How would you handle a situation where a product team wants to make claims that aren't fully supported by our existing technical documentation?

Answer 71

I would: 1) Listen carefully to understand the business rationale behind the desired claims, 2) Clearly explain the regulatory requirements for claim substantiation to the team, 3) Review existing technical documentation and identify specific evidence gaps, 4) Present options: either modify claims to align with available evidence or develop additional evidence to support desired claims, 5) If pursuing additional evidence, help develop a plan for obtaining it (e.g., additional testing, clinical evaluation), 6) Document the assessment and decisions in case of future regulatory scrutiny, 7) Offer to help craft alternative compliant messaging that achieves business goals, and 8) Use this as an educational opportunity to strengthen the team's understanding of regulatory requirements.

Question 72

What is your approach to staying current with evolving global regulatory requirements and implementing changes within an organization?

Answer 72

My approach includes: 1) Subscribing to regulatory authority communications and industry associations for real-time updates, 2) Participating in industry working groups and standards committees when possible, 3) Establishing a structured process to review and assess regulatory changes for business impact, 4) Creating a regulatory intelligence database to track changes and implementation timelines, 5) Developing cross-functional communication channels to disseminate relevant changes to appropriate teams, 6) Conducting periodic training sessions on significant regulatory developments, 7) Building implementation plans with clear ownership and timelines for required changes, and 8) Monitoring effectiveness of implementation through internal audits and metrics.

Question 73

You notice that a supplier has made changes to a critical component without proper notification as required by your supplier agreement.
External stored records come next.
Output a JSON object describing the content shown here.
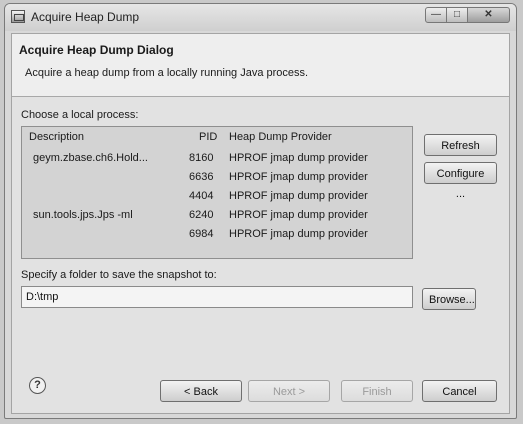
{
  "window": {
    "title": "Acquire Heap Dump"
  },
  "header": {
    "title": "Acquire Heap Dump Dialog",
    "description": "Acquire a heap dump from a locally running Java process."
  },
  "process_section": {
    "label": "Choose a local process:",
    "columns": [
      "Description",
      "PID",
      "Heap Dump Provider"
    ],
    "rows": [
      {
        "description": "geym.zbase.ch6.Hold...",
        "pid": "8160",
        "provider": "HPROF jmap dump provider"
      },
      {
        "description": "",
        "pid": "6636",
        "provider": "HPROF jmap dump provider"
      },
      {
        "description": "",
        "pid": "4404",
        "provider": "HPROF jmap dump provider"
      },
      {
        "description": "sun.tools.jps.Jps -ml",
        "pid": "6240",
        "provider": "HPROF jmap dump provider"
      },
      {
        "description": "",
        "pid": "6984",
        "provider": "HPROF jmap dump provider"
      }
    ],
    "refresh_label": "Refresh",
    "configure_label": "Configure ..."
  },
  "folder_section": {
    "label": "Specify a folder to save the snapshot to:",
    "value": "D:\\tmp",
    "browse_label": "Browse..."
  },
  "footer": {
    "back_label": "< Back",
    "next_label": "Next >",
    "finish_label": "Finish",
    "cancel_label": "Cancel",
    "help_glyph": "?"
  },
  "icons": [
    "app-icon",
    "help-icon"
  ]
}
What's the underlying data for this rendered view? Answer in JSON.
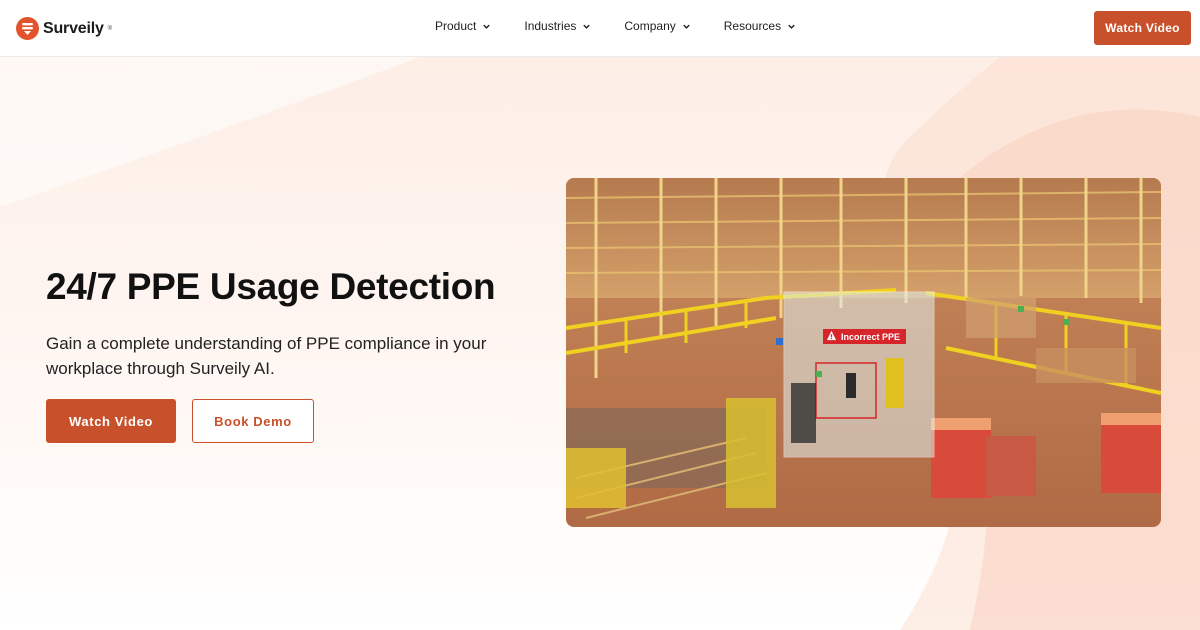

How would you handle this?

Answer 73

I would: 1) Document the discovered change and gather facts about its nature and scope, 2) Assess the potential impact on device safety, performance, and regulatory compliance, 3) Initiate a formal supplier corrective action process through our Quality team, 4) Place potentially affected inventory on hold pending evaluation, 5) Determine if the change affects any regulatory submissions or representations, 6) Conduct appropriate verification/validation to assess if the changed component meets specifications, 7) Evaluate the need for remedial action such as field corrections or regulatory reporting, 8) Review our supplier management system to identify process improvements that would prevent similar occurrences, and 9) Reinforce change notification requirements with all suppliers.